5. The petitioner's grievance that he was not given an effective opportunity of showing cause against the proposed punishment of withholding of his increments is also substantial. Under Rule 55-A of the M P. Civil Services (Classification, Control and Appeal) Rules, which were in force before 13th August 1965. such a punishment could be imposed on any Government servant only after giving him an adequate opportunity of making a representation that he desired to make and after taking into consideration such representation, if made. So also, under Rule 13(1)(a) of the M. P. Civil Services (Classification, Control and Appeal) Rules, 1965. the punishment of withholding of increment can be imposed only after the Government servant is informed in writing of the proposal to take this action against him and of the allegations on which if is proposed to be taken and given an opportunity to make any representation he may wish to make and after taking into consideration such representation, if made.
No doubt, it is not necessary to hold a departmental enquiry for imposing on a Government servant the punishment of withholding an increment But he is clearly entitled to an effective opportunity of meeting the allegations on which it is proposed to withhold his increment Merely giving a notice to the Government servant saying that he is guilty of certain lapse or misconduct and asking him to show cause against the punishment of withholding of increments is not sufficient The Government servant must be informed of the allegations against him and the material on which they are based. In the present case, the second notice, which was issued to the applicant on 15th April 1963, was, as stated in the return itself, on the basis of the report of enquiry which was held in July 1954. A copy of that report should have been supplied to the petitioner for enabling him to meet the charge of negligence levelled against him and to show thnt he did not deserve any punishment.

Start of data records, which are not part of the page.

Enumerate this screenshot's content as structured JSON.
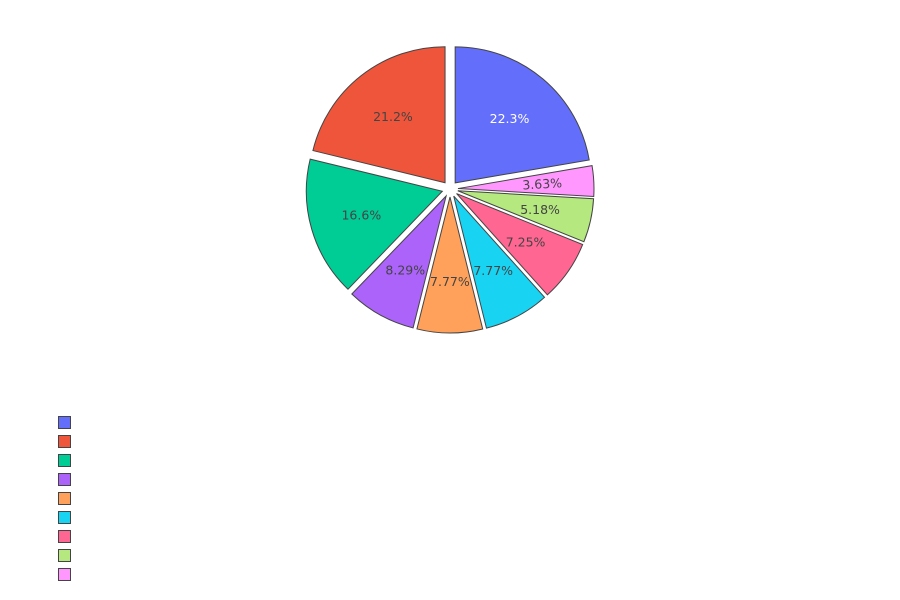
{
  "chart_data": {
    "type": "pie",
    "direction": "clockwise",
    "start_angle_deg": 0,
    "exploded": true,
    "legend_position": "bottom-left",
    "legend_labels_visible": false,
    "slices": [
      {
        "label": "22.3%",
        "value": 22.3,
        "color": "#636efa",
        "text_color": "#ffffff"
      },
      {
        "label": "3.63%",
        "value": 3.63,
        "color": "#ff97ff",
        "text_color": "#444444"
      },
      {
        "label": "5.18%",
        "value": 5.18,
        "color": "#b6e880",
        "text_color": "#444444"
      },
      {
        "label": "7.25%",
        "value": 7.25,
        "color": "#ff6692",
        "text_color": "#444444"
      },
      {
        "label": "7.77%",
        "value": 7.77,
        "color": "#19d3f3",
        "text_color": "#444444"
      },
      {
        "label": "7.77%",
        "value": 7.77,
        "color": "#ffa15a",
        "text_color": "#444444"
      },
      {
        "label": "8.29%",
        "value": 8.29,
        "color": "#ab63fa",
        "text_color": "#444444"
      },
      {
        "label": "16.6%",
        "value": 16.6,
        "color": "#00cc96",
        "text_color": "#444444"
      },
      {
        "label": "21.2%",
        "value": 21.2,
        "color": "#ef553b",
        "text_color": "#444444"
      }
    ],
    "legend_order": [
      "#636efa",
      "#ef553b",
      "#00cc96",
      "#ab63fa",
      "#ffa15a",
      "#19d3f3",
      "#ff6692",
      "#b6e880",
      "#ff97ff"
    ]
  }
}
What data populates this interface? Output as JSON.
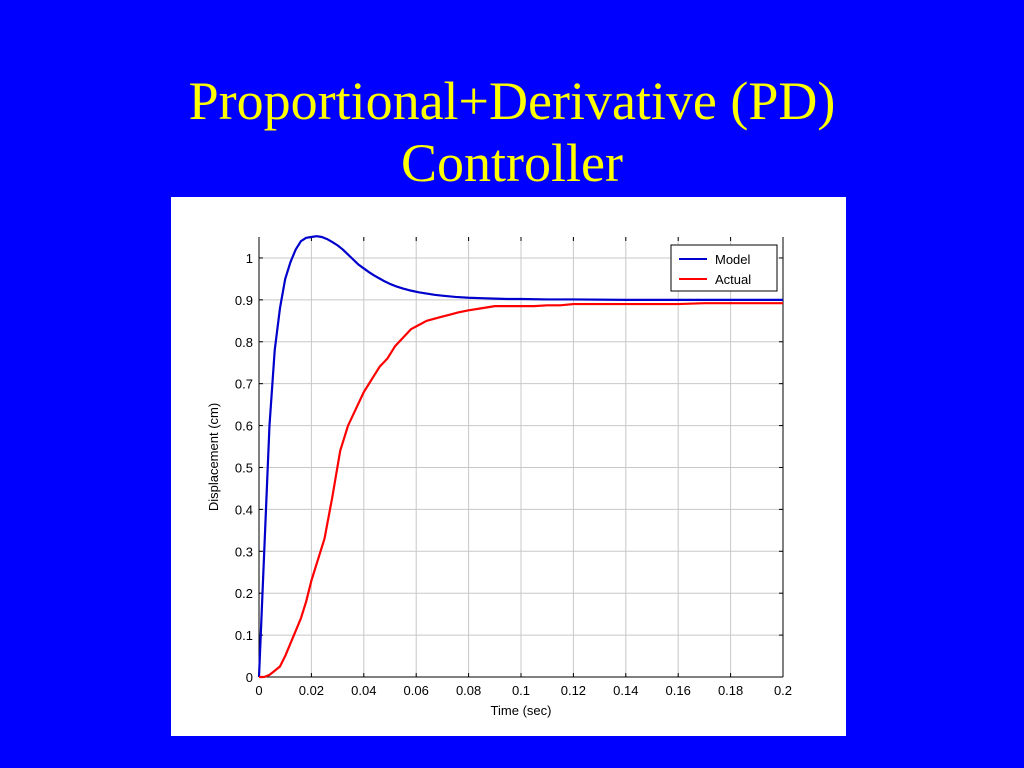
{
  "slide": {
    "background": "#0000ff",
    "title_color": "#ffff00",
    "title_line1": "Proportional+Derivative (PD)",
    "title_line2": "Controller"
  },
  "chart_data": {
    "type": "line",
    "title": "",
    "xlabel": "Time (sec)",
    "ylabel": "Displacement (cm)",
    "xlim": [
      0,
      0.2
    ],
    "ylim": [
      0,
      1.05
    ],
    "xticks": [
      0,
      0.02,
      0.04,
      0.06,
      0.08,
      0.1,
      0.12,
      0.14,
      0.16,
      0.18,
      0.2
    ],
    "xtick_labels": [
      "0",
      "0.02",
      "0.04",
      "0.06",
      "0.08",
      "0.1",
      "0.12",
      "0.14",
      "0.16",
      "0.18",
      "0.2"
    ],
    "yticks": [
      0,
      0.1,
      0.2,
      0.3,
      0.4,
      0.5,
      0.6,
      0.7,
      0.8,
      0.9,
      1
    ],
    "ytick_labels": [
      "0",
      "0.1",
      "0.2",
      "0.3",
      "0.4",
      "0.5",
      "0.6",
      "0.7",
      "0.8",
      "0.9",
      "1"
    ],
    "grid": true,
    "legend_position": "top-right",
    "series": [
      {
        "name": "Model",
        "color": "#0000cc",
        "x": [
          0,
          0.001,
          0.002,
          0.004,
          0.006,
          0.008,
          0.01,
          0.012,
          0.014,
          0.016,
          0.018,
          0.02,
          0.022,
          0.024,
          0.026,
          0.028,
          0.03,
          0.032,
          0.034,
          0.036,
          0.038,
          0.04,
          0.042,
          0.044,
          0.046,
          0.048,
          0.05,
          0.052,
          0.055,
          0.058,
          0.061,
          0.064,
          0.067,
          0.07,
          0.075,
          0.08,
          0.085,
          0.09,
          0.095,
          0.1,
          0.11,
          0.12,
          0.14,
          0.16,
          0.18,
          0.2
        ],
        "y": [
          0,
          0.15,
          0.3,
          0.6,
          0.78,
          0.88,
          0.95,
          0.99,
          1.02,
          1.04,
          1.048,
          1.05,
          1.052,
          1.05,
          1.045,
          1.038,
          1.03,
          1.02,
          1.008,
          0.996,
          0.984,
          0.975,
          0.966,
          0.958,
          0.951,
          0.944,
          0.938,
          0.933,
          0.927,
          0.922,
          0.918,
          0.915,
          0.912,
          0.91,
          0.907,
          0.905,
          0.904,
          0.903,
          0.902,
          0.902,
          0.901,
          0.901,
          0.9,
          0.9,
          0.9,
          0.9
        ]
      },
      {
        "name": "Actual",
        "color": "#ff0000",
        "x": [
          0,
          0.002,
          0.004,
          0.006,
          0.008,
          0.01,
          0.012,
          0.014,
          0.016,
          0.018,
          0.02,
          0.022,
          0.025,
          0.028,
          0.031,
          0.034,
          0.037,
          0.04,
          0.043,
          0.046,
          0.049,
          0.052,
          0.055,
          0.058,
          0.061,
          0.064,
          0.067,
          0.07,
          0.073,
          0.076,
          0.08,
          0.085,
          0.09,
          0.095,
          0.1,
          0.105,
          0.11,
          0.115,
          0.12,
          0.13,
          0.14,
          0.15,
          0.16,
          0.17,
          0.18,
          0.19,
          0.2
        ],
        "y": [
          0,
          0,
          0.005,
          0.015,
          0.025,
          0.05,
          0.08,
          0.11,
          0.14,
          0.18,
          0.23,
          0.27,
          0.33,
          0.43,
          0.54,
          0.6,
          0.64,
          0.68,
          0.71,
          0.74,
          0.76,
          0.79,
          0.81,
          0.83,
          0.84,
          0.85,
          0.855,
          0.86,
          0.865,
          0.87,
          0.875,
          0.88,
          0.885,
          0.885,
          0.885,
          0.885,
          0.887,
          0.887,
          0.89,
          0.89,
          0.89,
          0.89,
          0.89,
          0.892,
          0.892,
          0.892,
          0.892
        ]
      }
    ]
  }
}
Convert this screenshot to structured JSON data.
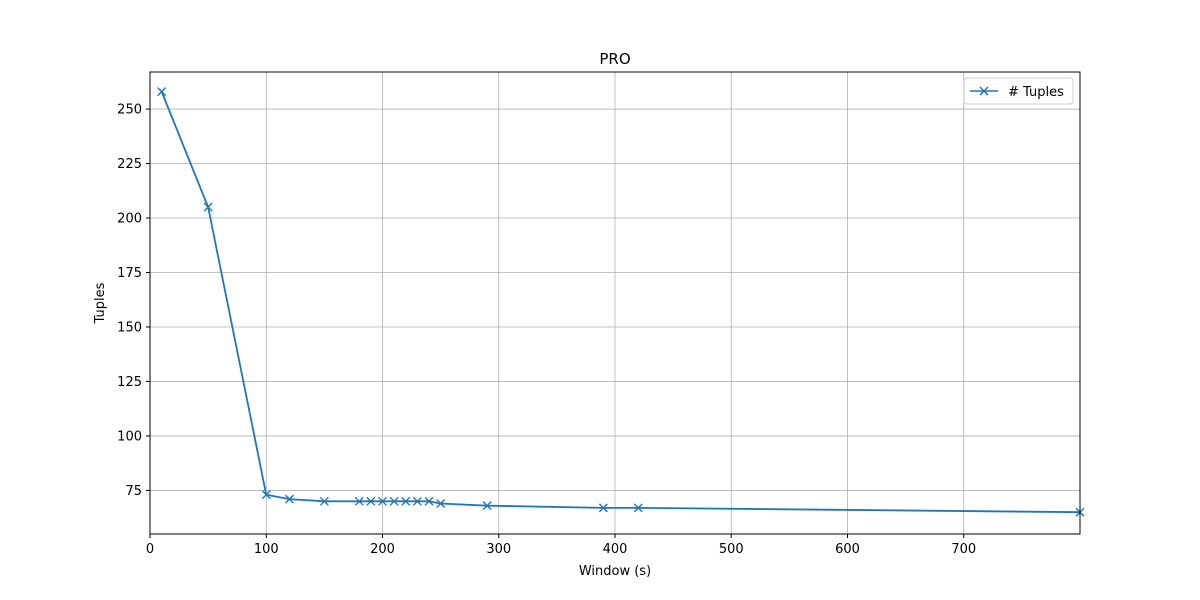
{
  "chart_data": {
    "type": "line",
    "title": "PRO",
    "xlabel": "Window (s)",
    "ylabel": "Tuples",
    "xlim": [
      0,
      800
    ],
    "ylim": [
      55,
      267
    ],
    "xticks": [
      0,
      100,
      200,
      300,
      400,
      500,
      600,
      700
    ],
    "yticks": [
      75,
      100,
      125,
      150,
      175,
      200,
      225,
      250
    ],
    "grid": true,
    "legend_position": "top-right",
    "series": [
      {
        "name": "# Tuples",
        "color": "#1f77b4",
        "marker": "x",
        "x": [
          10,
          50,
          100,
          120,
          150,
          180,
          190,
          200,
          210,
          220,
          230,
          240,
          250,
          290,
          390,
          420,
          800
        ],
        "y": [
          258,
          205,
          73,
          71,
          70,
          70,
          70,
          70,
          70,
          70,
          70,
          70,
          69,
          68,
          67,
          67,
          65
        ]
      }
    ]
  }
}
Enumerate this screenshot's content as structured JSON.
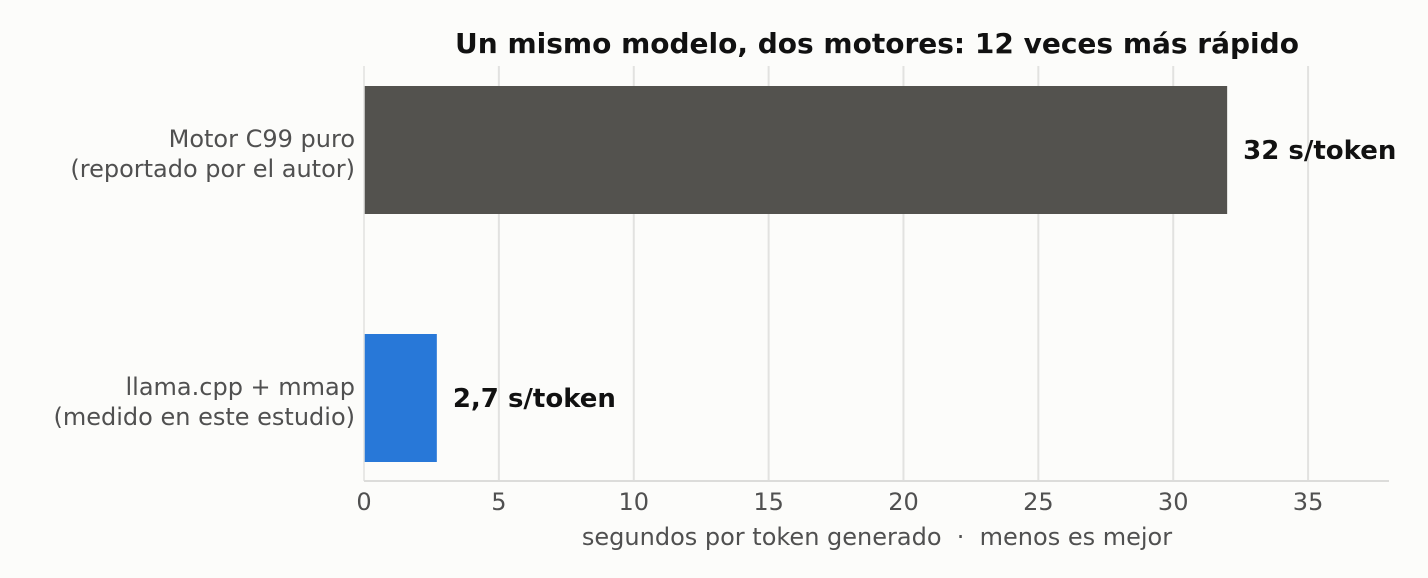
{
  "chart_data": {
    "type": "bar",
    "orientation": "horizontal",
    "title": "Un mismo modelo, dos motores: 12 veces más rápido",
    "xlabel": "segundos por token generado  ·  menos es mejor",
    "ylabel": "",
    "xlim": [
      0,
      38
    ],
    "xticks": [
      0,
      5,
      10,
      15,
      20,
      25,
      30,
      35
    ],
    "grid": "vertical",
    "categories": [
      [
        "Motor C99 puro",
        "(reportado por el autor)"
      ],
      [
        "llama.cpp + mmap",
        "(medido en este estudio)"
      ]
    ],
    "values": [
      32,
      2.7
    ],
    "value_labels": [
      "32 s/token",
      "2,7 s/token"
    ],
    "colors": [
      "#53524e",
      "#2878d8"
    ]
  }
}
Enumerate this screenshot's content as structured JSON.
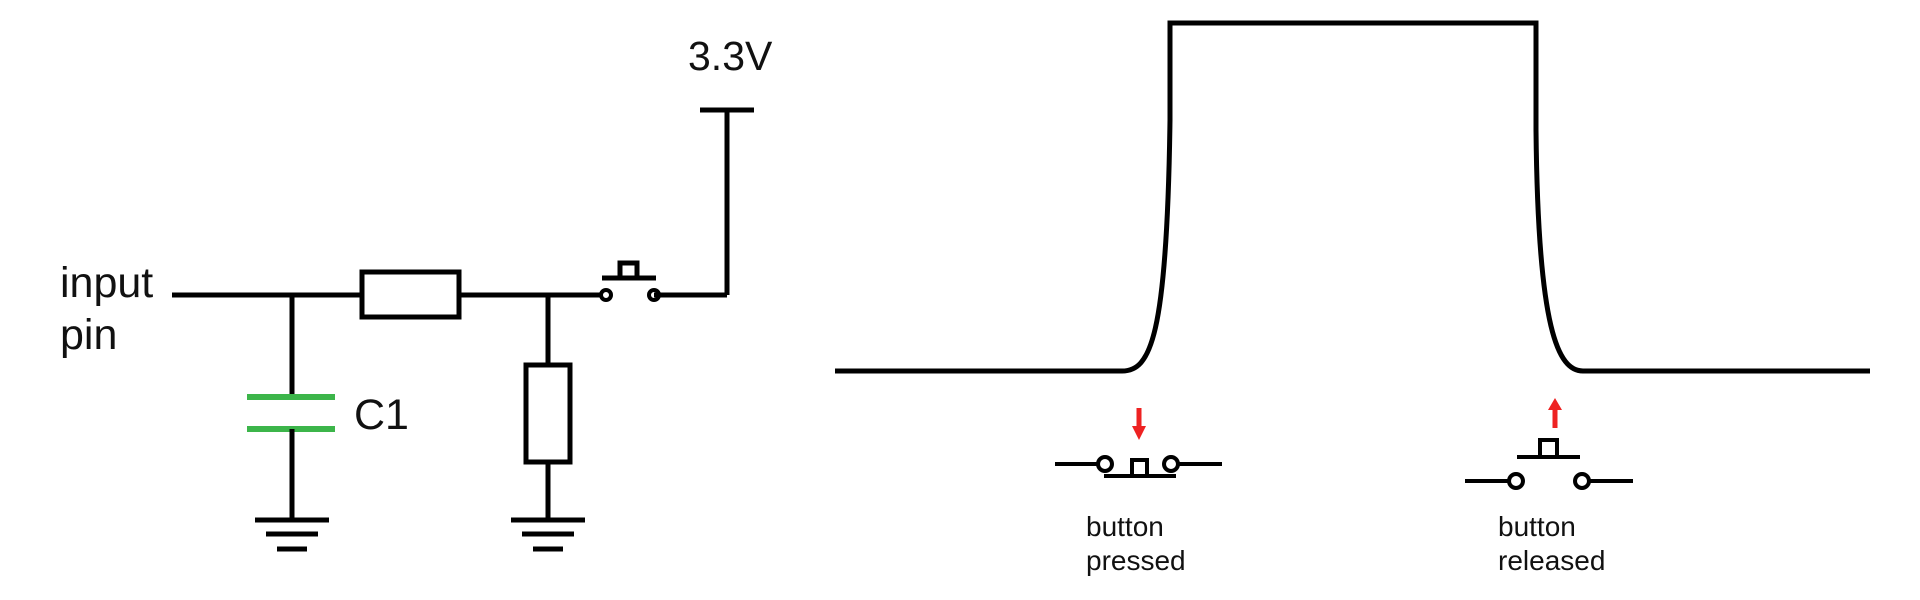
{
  "circuit": {
    "input_label_line1": "input",
    "input_label_line2": "pin",
    "supply_label": "3.3V",
    "capacitor_label": "C1"
  },
  "waveform": {
    "press_caption_line1": "button",
    "press_caption_line2": "pressed",
    "release_caption_line1": "button",
    "release_caption_line2": "released"
  },
  "colors": {
    "wire": "#000000",
    "capacitor": "#3cb54a",
    "arrow": "#ee2222",
    "background": "#ffffff"
  }
}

6. For these reasons, our conclusion is that the order dated the 21st December 1965 of the Government imposing on the applicant the punishment of withholding of one increment is vitiated and cannot be allowed to stand. The result is that this petition is allowed, and the order dated the 21st December 1965 of the State Government is quashed. The petitioner shall have costs of this petition. Counsel's fee is fixed it Rs. 75. The outstanding amount of security deposit shall be refunded to the petitioner.